La Diputación de Salamanca rescinde el convenio de colaboración con Berkeley para desdoblar la SA-322

La plataforma Stop Uranio espera que el revés sufrido por la minera, en su relación con la institución provincial, signifique “el principio del fin del proyecto”

Variante de la SA-322 y que Berkeley no ha llegado a concluir por carecer de los permisos necesarios / JAIME GRANDES

La Diputación de Salamanca, mediante un Decreto de Presidencia, con fecha de 9 de diciembre pasado, ha decidido la “rescisión del convenio de colaboración”, suscrito en septiembre de 2016, para la “construcción de una variante en la carretera SA-322 (DSA-451)”.

Para la plataforma antimina Stop Uranio, “este hecho significa un hito en el devenir del proyecto minero y un inconveniente mayúsculo en la pretensión de abrir la mina y planta de tratamiento de uranio de Retortillo, al ser la primera vez que una administración implicada en este asunto da marcha atrás y le da la espalda a la empresa minera”.

En el proyecto presentado por Berkeley, Stop Uranio recuerda que “se hablaba de la necesidad de desdoblar la carretera” SA-322 (DSA-451), pues “su trazado cruza por la zona sur de la futura corta de Retortillo, por lo que es necesario su desvío en el tramo comprendido entre el pueblo de Retortillo y el Balneario de Retortillo.
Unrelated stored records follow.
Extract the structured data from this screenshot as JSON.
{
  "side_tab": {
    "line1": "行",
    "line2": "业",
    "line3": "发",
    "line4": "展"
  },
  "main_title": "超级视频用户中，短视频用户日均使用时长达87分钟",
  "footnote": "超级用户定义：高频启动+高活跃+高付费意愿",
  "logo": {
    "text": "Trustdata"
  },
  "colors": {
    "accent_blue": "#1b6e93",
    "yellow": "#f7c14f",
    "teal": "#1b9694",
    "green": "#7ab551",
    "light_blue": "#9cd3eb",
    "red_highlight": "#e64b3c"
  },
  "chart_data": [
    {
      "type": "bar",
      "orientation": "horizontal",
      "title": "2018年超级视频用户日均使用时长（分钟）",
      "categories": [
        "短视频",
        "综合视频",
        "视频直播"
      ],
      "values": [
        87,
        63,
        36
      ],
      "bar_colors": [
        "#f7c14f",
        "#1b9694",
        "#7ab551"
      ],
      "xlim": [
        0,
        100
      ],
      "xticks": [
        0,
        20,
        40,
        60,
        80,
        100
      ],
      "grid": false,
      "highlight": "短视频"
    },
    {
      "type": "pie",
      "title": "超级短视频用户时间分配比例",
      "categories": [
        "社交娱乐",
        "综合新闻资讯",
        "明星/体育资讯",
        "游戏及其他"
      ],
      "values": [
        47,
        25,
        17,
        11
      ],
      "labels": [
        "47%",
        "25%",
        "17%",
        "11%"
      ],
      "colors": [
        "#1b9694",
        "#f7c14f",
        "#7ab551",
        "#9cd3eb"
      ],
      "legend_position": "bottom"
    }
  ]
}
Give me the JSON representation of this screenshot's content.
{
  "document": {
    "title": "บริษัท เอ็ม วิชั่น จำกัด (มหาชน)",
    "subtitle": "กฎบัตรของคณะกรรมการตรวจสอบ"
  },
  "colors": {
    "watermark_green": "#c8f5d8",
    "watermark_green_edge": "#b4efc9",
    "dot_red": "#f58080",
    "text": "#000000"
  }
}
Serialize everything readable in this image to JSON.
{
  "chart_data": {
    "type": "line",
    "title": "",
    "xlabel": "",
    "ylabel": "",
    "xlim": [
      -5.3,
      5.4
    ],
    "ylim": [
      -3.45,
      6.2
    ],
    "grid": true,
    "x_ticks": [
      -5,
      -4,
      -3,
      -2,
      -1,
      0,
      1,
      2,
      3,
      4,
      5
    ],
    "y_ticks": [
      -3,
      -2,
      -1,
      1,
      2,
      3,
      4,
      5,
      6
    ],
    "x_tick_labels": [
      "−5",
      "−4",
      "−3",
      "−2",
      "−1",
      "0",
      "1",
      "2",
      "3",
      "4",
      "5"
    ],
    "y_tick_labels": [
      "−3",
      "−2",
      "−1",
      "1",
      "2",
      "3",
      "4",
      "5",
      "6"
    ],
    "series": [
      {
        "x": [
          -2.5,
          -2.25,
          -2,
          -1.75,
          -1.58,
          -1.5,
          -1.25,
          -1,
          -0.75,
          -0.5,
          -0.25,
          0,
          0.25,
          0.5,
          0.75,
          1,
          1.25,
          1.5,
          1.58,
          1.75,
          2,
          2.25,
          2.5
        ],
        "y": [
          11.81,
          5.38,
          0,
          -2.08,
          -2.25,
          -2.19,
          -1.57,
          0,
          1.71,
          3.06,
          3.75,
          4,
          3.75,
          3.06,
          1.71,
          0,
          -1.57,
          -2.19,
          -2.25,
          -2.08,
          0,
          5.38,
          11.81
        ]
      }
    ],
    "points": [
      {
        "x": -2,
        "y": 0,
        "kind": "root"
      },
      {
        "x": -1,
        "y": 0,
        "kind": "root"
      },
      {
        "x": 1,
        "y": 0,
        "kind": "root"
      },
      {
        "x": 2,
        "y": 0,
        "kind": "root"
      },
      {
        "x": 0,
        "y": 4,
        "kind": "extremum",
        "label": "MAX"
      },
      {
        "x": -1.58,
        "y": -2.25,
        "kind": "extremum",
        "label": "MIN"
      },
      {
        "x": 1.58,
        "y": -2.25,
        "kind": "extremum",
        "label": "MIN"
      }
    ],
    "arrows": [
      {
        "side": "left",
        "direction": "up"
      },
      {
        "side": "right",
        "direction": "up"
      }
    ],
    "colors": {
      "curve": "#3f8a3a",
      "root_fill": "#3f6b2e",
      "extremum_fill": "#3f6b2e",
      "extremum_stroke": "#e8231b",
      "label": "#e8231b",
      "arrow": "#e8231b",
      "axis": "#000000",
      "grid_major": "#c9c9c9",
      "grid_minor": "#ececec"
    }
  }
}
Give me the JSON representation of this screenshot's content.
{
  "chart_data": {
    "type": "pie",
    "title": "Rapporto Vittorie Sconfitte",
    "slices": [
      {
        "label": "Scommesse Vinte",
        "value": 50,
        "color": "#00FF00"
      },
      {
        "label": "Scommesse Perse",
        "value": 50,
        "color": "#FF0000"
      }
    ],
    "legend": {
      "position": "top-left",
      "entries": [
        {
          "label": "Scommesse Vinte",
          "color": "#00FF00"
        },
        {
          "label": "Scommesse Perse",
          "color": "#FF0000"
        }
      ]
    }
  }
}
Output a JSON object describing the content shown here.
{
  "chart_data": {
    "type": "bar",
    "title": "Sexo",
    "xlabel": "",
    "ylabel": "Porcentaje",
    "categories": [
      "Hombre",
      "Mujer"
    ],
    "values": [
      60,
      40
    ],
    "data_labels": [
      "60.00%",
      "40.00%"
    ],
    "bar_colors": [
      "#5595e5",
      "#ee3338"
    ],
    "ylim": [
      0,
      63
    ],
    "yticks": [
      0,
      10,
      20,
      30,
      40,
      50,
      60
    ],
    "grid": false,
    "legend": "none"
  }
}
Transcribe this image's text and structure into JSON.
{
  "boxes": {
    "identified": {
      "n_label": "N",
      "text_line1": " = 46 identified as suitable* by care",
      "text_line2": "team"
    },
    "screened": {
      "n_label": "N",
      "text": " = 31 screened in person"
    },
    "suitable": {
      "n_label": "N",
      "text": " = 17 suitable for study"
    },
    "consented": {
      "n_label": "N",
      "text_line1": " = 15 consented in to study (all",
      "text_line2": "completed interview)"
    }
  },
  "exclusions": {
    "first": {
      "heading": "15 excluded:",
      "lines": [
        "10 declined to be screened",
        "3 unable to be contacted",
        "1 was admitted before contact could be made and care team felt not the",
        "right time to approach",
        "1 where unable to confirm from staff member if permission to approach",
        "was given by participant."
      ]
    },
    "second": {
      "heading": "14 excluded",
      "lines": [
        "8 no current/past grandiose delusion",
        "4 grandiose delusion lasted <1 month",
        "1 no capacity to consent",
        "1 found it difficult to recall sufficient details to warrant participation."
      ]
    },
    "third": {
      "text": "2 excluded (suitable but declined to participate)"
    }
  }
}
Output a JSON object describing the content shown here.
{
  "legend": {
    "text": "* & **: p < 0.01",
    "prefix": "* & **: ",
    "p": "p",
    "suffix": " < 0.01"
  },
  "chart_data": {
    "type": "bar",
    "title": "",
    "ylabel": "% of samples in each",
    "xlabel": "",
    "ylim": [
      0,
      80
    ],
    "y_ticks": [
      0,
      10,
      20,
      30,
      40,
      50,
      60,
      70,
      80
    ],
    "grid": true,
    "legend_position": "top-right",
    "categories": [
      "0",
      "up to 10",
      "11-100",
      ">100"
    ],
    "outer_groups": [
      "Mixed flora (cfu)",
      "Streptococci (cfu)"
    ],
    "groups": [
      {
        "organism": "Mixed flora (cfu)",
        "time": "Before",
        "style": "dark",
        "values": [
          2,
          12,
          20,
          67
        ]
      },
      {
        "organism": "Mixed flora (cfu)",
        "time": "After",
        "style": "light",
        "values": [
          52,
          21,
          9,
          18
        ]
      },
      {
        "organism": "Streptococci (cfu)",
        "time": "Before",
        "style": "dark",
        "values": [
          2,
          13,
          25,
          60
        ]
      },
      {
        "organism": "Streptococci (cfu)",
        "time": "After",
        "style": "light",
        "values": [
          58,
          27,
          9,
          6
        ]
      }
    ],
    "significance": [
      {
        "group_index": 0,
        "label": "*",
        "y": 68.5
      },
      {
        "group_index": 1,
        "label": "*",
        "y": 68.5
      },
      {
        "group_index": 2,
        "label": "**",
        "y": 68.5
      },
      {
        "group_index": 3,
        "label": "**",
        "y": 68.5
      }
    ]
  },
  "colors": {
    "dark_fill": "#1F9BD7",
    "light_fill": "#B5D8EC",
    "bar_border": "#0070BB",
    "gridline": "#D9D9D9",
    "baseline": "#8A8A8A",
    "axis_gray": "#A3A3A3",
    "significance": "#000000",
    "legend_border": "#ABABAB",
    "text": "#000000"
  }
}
El nuevo trazado de la carretera permitirá el aprovechamiento de zonas en el sur del proyecto para ubicación de escombreras e instalaciones mineras, a la vez que permitirá la explotación de la zona sur de la corta”.

Ante este hecho, en Stop Uranio “no creemos que sea viable una nueva modificación del proyecto excluyendo los terrenos afectados por la carretera”. A este respecto, recuerdan que “la concesión minera, otorgada por la Junta de Castilla y León en 2014, comprende terrenos de los municipios de Retortillo y Villavieja de Yeltes, pero la Autorización de uso excepcional en suelo rústico se otorgó sólo para el municipio de Retortillo, por lo que la recurrimos en el Juzgado Contencioso Administrativo”.

A pesar de que la Licencia Urbanística, “sin licencia de obras”, concedida por el ayuntamiento de Retortillo el año pasado, excluía los terrenos afectados por la carretera SA-322, a la espera de que la empresa minera pudiera desdoblar la carretera (permiso también recurrido en el Contencioso por Stop Uranio), “no podemos imaginar que se pueda permitir seguir troceando el proyecto inicial para dejarlo sin contenido”.

Según señala Stop Uranio en un comunicado, “cada día que pasa se ve menos movimiento en las instalaciones que posee Berkeley en Retortillo, por lo que confiamos en que el revés sufrido por la minera, en su relación con la Diputación de Salamanca, signifique el principio del fin del proyecto”. Para la plataforma antimina, “las administraciones pendientes de otorgar permisos, como la autorización de construcción de la planta de tratamiento de uranio por parte del Ministerio para la Transición Ecológica y el Reto Demográfico, deben tomar nota y cerrar las puertas definitivamente a la multinacional australiana”.

Entre tanto, recuerdan que “Berkeley sigue pendiente únicamente de su negocio bursátil, habiendo comunicado que tras el Brexit, el país de referencia para la negociación de sus acciones deja de ser el Reino Unido y pasa a ser el supervisor español el competente”.